Programming, the Dismal Science

Dr. Ernest N. Prabhakar (
Wed, 14 Jan 98 21:22:10 -0800

Begin forwarded message:

Date: Wed, 14 Jan 1998 12:04:27 -0800
From: Glenn Carlyle Smith <>
Subject: Programming, the Dismal Science

Wow, it looks like computer science is looking to wrestle away
Economics' title of "The Dismal Science". Below is a URL to a NYTimes
article that paints a picture so dark of programming as to be comical.
(Laughable might be another applicable adjective.)

A few lowlights (this is all from a single new york times article):


"We need a large technical class that is well trained to do work that is
mind-numbingly boring," said Eric Roberts, associate director of
Stanford University's computer science program.


"Let's face it, when you think of a programmer, the image is an
overweight person eating Snickers bars and drinking Coke and sitting in
front of a screen with big glasses on," said Ed Lazaowska, chairman of
the computer science department at the University of Washington.

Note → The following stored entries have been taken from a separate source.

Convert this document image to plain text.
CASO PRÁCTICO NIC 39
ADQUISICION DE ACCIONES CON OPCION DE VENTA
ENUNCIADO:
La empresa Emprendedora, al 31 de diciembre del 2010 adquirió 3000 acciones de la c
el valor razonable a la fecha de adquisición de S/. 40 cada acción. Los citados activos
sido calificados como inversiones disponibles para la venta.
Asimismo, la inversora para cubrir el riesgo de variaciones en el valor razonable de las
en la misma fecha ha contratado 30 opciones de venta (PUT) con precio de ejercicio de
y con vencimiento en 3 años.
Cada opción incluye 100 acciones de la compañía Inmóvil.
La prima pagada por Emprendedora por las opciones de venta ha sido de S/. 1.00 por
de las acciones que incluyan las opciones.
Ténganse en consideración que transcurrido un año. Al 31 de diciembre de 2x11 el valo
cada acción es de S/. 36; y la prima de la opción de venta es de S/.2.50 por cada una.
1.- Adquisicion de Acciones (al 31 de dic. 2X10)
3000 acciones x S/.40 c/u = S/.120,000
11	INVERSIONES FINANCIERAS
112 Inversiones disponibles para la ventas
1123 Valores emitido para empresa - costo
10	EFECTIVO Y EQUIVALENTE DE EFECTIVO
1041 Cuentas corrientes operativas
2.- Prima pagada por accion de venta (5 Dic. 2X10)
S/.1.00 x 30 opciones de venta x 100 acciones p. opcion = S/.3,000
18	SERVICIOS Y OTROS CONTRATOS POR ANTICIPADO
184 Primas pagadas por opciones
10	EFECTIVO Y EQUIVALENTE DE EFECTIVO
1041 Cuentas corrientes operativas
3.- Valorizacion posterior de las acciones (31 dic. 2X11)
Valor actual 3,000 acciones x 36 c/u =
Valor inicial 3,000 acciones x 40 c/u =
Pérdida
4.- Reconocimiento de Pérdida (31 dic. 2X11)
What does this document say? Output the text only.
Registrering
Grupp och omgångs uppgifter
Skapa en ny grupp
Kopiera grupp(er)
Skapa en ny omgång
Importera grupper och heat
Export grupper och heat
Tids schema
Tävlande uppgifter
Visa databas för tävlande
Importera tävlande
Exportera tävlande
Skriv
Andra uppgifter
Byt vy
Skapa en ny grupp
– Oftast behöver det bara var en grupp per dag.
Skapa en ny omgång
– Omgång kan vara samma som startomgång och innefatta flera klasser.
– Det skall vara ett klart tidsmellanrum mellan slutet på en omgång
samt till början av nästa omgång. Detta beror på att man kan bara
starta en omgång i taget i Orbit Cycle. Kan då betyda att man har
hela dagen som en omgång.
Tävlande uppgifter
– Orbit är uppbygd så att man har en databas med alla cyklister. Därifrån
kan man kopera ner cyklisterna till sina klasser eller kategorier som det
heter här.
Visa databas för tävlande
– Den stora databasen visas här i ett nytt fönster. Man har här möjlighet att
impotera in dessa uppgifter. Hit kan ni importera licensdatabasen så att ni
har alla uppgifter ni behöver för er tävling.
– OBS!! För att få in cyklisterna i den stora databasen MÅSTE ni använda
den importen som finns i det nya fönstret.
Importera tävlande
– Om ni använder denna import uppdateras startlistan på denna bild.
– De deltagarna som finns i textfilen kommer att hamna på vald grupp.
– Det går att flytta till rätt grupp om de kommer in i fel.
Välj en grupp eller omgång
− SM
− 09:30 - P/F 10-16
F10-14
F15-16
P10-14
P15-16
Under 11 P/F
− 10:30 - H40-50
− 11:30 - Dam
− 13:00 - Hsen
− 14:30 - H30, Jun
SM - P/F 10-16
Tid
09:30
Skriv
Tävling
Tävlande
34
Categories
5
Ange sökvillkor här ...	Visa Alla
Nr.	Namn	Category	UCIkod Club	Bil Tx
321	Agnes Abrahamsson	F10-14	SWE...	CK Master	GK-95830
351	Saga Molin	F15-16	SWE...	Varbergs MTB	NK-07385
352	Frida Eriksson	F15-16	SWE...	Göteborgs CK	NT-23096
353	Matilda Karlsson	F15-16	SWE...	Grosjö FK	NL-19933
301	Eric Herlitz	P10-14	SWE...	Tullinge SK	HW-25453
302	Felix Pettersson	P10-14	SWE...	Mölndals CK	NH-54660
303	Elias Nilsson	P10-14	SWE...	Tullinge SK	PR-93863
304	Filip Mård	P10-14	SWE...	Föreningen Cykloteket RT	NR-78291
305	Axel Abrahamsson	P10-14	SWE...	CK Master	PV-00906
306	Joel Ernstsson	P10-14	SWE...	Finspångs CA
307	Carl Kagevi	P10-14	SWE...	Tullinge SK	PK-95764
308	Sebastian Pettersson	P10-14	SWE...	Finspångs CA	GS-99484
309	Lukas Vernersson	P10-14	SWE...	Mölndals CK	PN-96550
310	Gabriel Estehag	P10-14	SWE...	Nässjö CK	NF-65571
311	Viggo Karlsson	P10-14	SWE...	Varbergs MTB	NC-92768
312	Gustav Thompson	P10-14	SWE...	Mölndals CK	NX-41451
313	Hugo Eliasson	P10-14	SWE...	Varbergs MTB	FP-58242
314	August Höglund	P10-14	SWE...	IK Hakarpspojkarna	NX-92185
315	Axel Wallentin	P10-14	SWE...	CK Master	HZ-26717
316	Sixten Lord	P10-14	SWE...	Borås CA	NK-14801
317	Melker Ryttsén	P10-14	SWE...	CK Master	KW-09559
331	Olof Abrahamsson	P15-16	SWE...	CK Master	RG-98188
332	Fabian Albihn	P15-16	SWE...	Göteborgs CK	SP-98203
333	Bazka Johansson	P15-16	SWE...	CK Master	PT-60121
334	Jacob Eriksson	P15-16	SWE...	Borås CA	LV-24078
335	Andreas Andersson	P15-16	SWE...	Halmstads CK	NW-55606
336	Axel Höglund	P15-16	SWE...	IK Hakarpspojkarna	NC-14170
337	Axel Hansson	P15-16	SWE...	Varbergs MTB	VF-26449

But Tamer Hendi, 19, a student at the Georgia Institute of Technology,
sees little that is cool about computer science. "I couldn't see myself
doing it," he said. "I'd rather do chemical or industrial engineering,
try to get a job where there will be more dealing with people.


"I love math, but I realized I'm just not a computer scientist," Ms.
Woodworth said. "I was burned out, and I didn't care about the subject
matter. It just seemed passionless." She is now an art major.

[One could make the argument that she was *always* an art major!, ed.]


"There's never a question that you won't get a job," Cheng said.
"There's just the question of will you be bored. If you go in the movie
theaters around here on opening night of any science fiction or
thriller, you can see the people with monitor tans. I just don't want to
be like that. I'm looking for more of a balance."

Graham Miller, Cheng's classmate, is already thinking about an exit
strategy. "Programmers only last up to 10 years or so," Miller said.
"After that, you need to find something else to do."

[An "exit strategy"? Sounds like he needs the Hemlock Society..., ed.]


The bigger problem may have less to do with image than with reality. The
jobs where programmers conceive and design products are rare. The bulk
of the openings are for what students refer to derisively as "cubicle
hackers" or "code machines," people who type endless streams of commands
to someone else's specifications.

Max Edleson, a Stanford freshman who ran a corporate Web site last
summer, knows the drudgery. "I got paid a massive amount to sit in front
of my computer eight hours a day, but I got physically ill doing it," he
said. "I felt this void of thought that I couldn't deal with."